Pregnant women are being urged to take care at a Lancashire school following an outbreak of “slapped cheek syndrome”.
Two children at Little Hoole Primary School on Dob Lane, Walmer Bridge, near Preston, have been confirmed as having the condition while four or five others showed symptoms.
The illness, also known as Fifth’s Disease, is commonly dubbed slapped cheek syndrome because it causes the cheeks to become red and inflamed as if they have been slapped.
It is caused by a virus called parvovirus B19 and in children, it is usually mild with no symptoms in some cases, while some youngsters can suffer mild fever and flu-like symptoms.
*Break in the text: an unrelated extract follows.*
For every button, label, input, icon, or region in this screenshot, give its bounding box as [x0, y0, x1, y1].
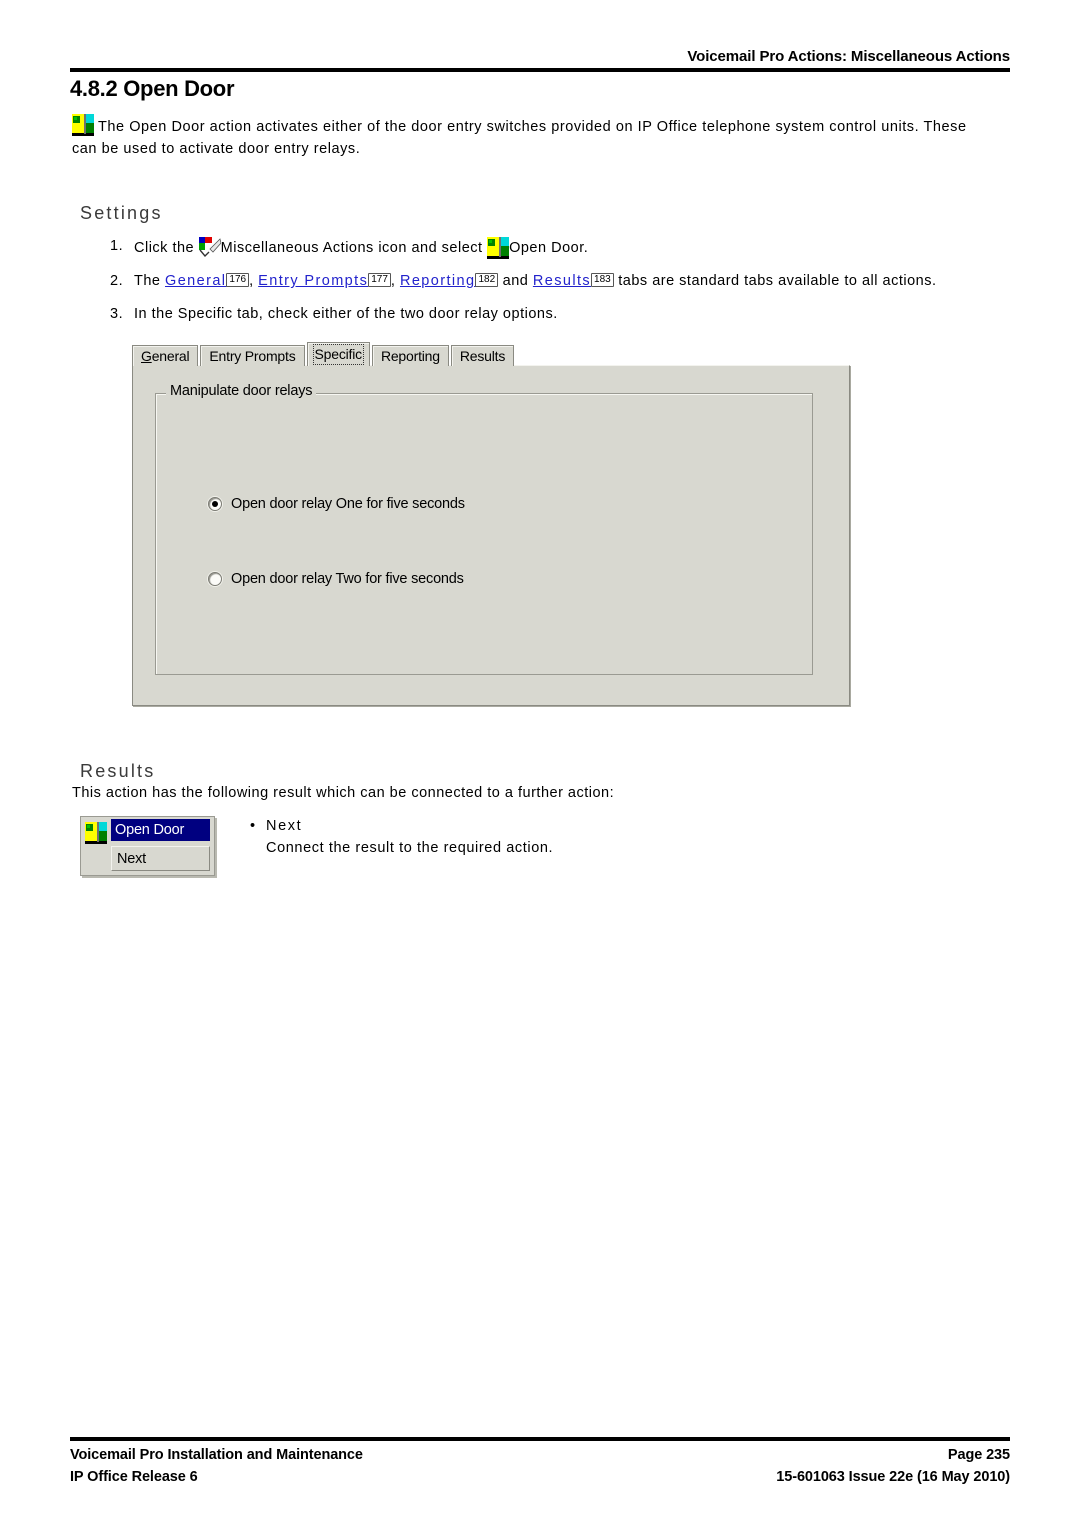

However, if a pregnant woman becomes infected, the virus can cause problems and in around 10% of cases of mothers infected in early pregnancy, the baby does not survive.
A spokesman from Little Hoole Primary School said: “Two children at the school have been confirmed as having slapped cheek syndrome and four or five others showed symptoms so we contacted parents.
“We gave advice in our school newsletter on what symptoms to look out for and warned about the risk to pregnant women.”
Dr John Astbury from the Cumbria and Lancashire Health Protection unit, said: “Slapped cheek syndrome is very infectious.
“For most people, it is a mild and self-limiting disease, but there is a risk to pregnant women.”
WHAT IS SLAPPED CHEEK SYNDROME?
* Slapped cheek sydrome usually affects children between the ages of three and 15.
* Most children will not need treatment as slapped cheek syndrome is usually a very mild condition that passes in a few days. Occasionally it can last up to four or five weeks.
* The symptoms of slapped cheek syndrome usually begin in the first couple of weeks after the child is exposed to the parvovirus B19 virus.